Il paese viene da subito mostrato come noioso e privo di attrattive e l'arrivo di questi artisti rappresenta una ventata di novità in un ambiente altrimenti statico e asettico, in cui l'unica attività di valore artistico è la ceramica, che dal XIII secolo dà lustro alla località pugliese. Le scene di vita del paese si alternano a quelle di artisti di strada al lavoro, facendo capire immediatamente come la convivenza tra questi due mondi così distanti tra loro sia difficile.
Molte sono infatti le difficoltà che gli artisti trovano al momento di organizzare il festival, una su tutte l’atteggiamento delle autorità nei confronti dei graffiti, aspetto da sempre controverso. Non sempre infatti viene riconosciuto al graffito lo statuto di opera d’arte, soprattutto se realizzato su edifici pubblici e senza un permesso. Nonostante ciò, gli artisti ricevono un sussidio da parte dell’amministrazione comunale, il quale viene però rispedito al mittente: la scelta degli artisti è quella dell’autofinanziamento, attraverso la vendita di serigrafie realizzate in casa in modo rudimentale. Questo rifiuto però costa caro: i
graffitari sono costretti a trasferirsi in campagna, in un cascinale diroccato.
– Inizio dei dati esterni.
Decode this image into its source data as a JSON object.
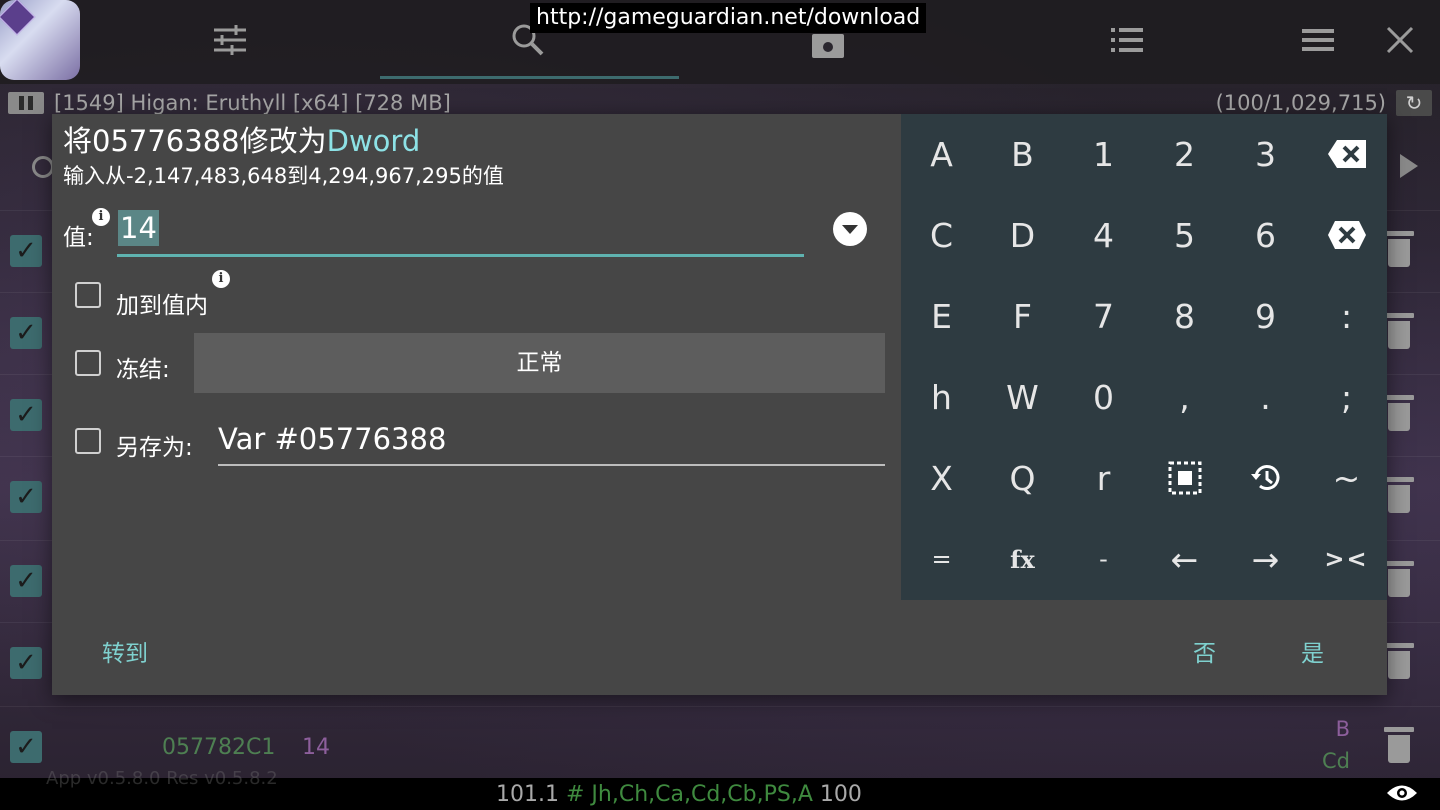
{
  "overlay_url": "http://gameguardian.net/download",
  "process": {
    "label": "[1549] Higan: Eruthyll [x64] [728 MB]",
    "count": "(100/1,029,715)"
  },
  "visible_row": {
    "address": "057782C1",
    "value": "14",
    "type_b": "B",
    "type_cd": "Cd"
  },
  "bottom": {
    "ghost_text": "App v0.5.8.0 Res v0.5.8.2",
    "status_prefix": "101.1",
    "status_hash": "#",
    "status_mid": "Jh,Ch,Ca,Cd,Cb,PS,A",
    "status_suffix": "100"
  },
  "dialog": {
    "title_prefix": "将05776388修改为",
    "title_type": "Dword",
    "subtitle": "输入从-2,147,483,648到4,294,967,295的值",
    "value_label": "值:",
    "value": "14",
    "add_to_value_label": "加到值内",
    "freeze_label": "冻结:",
    "freeze_mode": "正常",
    "save_as_label": "另存为:",
    "save_as_value": "Var #05776388",
    "goto_label": "转到",
    "no_label": "否",
    "yes_label": "是",
    "info_glyph": "i"
  },
  "keyboard": {
    "rows": [
      [
        "A",
        "B",
        "1",
        "2",
        "3",
        "backspace-icon"
      ],
      [
        "C",
        "D",
        "4",
        "5",
        "6",
        "clear-icon"
      ],
      [
        "E",
        "F",
        "7",
        "8",
        "9",
        ":"
      ],
      [
        "h",
        "W",
        "0",
        ",",
        ".",
        ";"
      ],
      [
        "X",
        "Q",
        "r",
        "select-all-icon",
        "history-icon",
        "~"
      ],
      [
        "=",
        "fx",
        "-",
        "←",
        "→",
        "><"
      ]
    ]
  },
  "colors": {
    "accent": "#8de2e6",
    "button_text": "#7fd1cf",
    "underline": "#5fb3b0",
    "dialog_bg": "#464646",
    "keyboard_bg": "#2e3b41",
    "address_green": "#4e7f52",
    "value_purple": "#8d5f9c"
  }
}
Gli artisti però non demordono: la fatiscente location viene rapidamente riempita di splenditi graffiti e trasformata da esempio di degrado urbano a monumento all’arte di strada, un lungo piano-sequenza mostra, in maniera velocizzata, tutto il processo, dando forse la dimostrazione migliore di come vecchio e nuovo possano coesistere e contribuire a migliorare il volto di un paese.
Altra difficoltà è l’atteggiamento iniziale degli abitanti del paese, che volenti o nolenti si trovano ad essere spettatori, avventori, di una mostra che avviene direttamente davanti ai loro occhi e che non si ferma solo ai graffiti, ma che comprende anche performance di arte concettuale.
Inizialmente diffidenti, i cittadini sono, edizione dopo edizione, più coinvolti nel festival, più consapevoli del suo valore culturale e sempre più collaborativi con gli artisti, trasformando il tutto in una grandissima manifestazione di folklore. Gli abitanti del paese partecipano attivamente all’iniziativa perché comprendono le motivazioni per cui viene realizzata: la volontà di svecchiare l’immagine del paese, di sensibilizzare nei confronti dell’arte ma anche, se non soprattutto, denunciare, attraverso l’arte, la cattiva gestione del territorio da parte delle istituzioni.
Nel 2012 il festival vive la sua ultima edizione, sospeso per volontà degli organizzatori stessi, proprio nel momento in cui il consenso è all’apice. Se l’arte infatti perde la sua forza di dividere e provocare il pubblico, a detta dello stesso Milani, non ha più senso di esistere.
Quella che gli autori propongono è quindi
una riflessione sull’impatto positivo che l’arte e la cultura possono avere, a maggior ragione in un contesto chiuso come può essere quello della provincia italiana, nonché un grande omaggio all’arte di strada, sempre in bilico tra la volontà di essere riconosciuta e il pericolo di non venire compresa, con il conseguente rischio concreto di venire distrutta.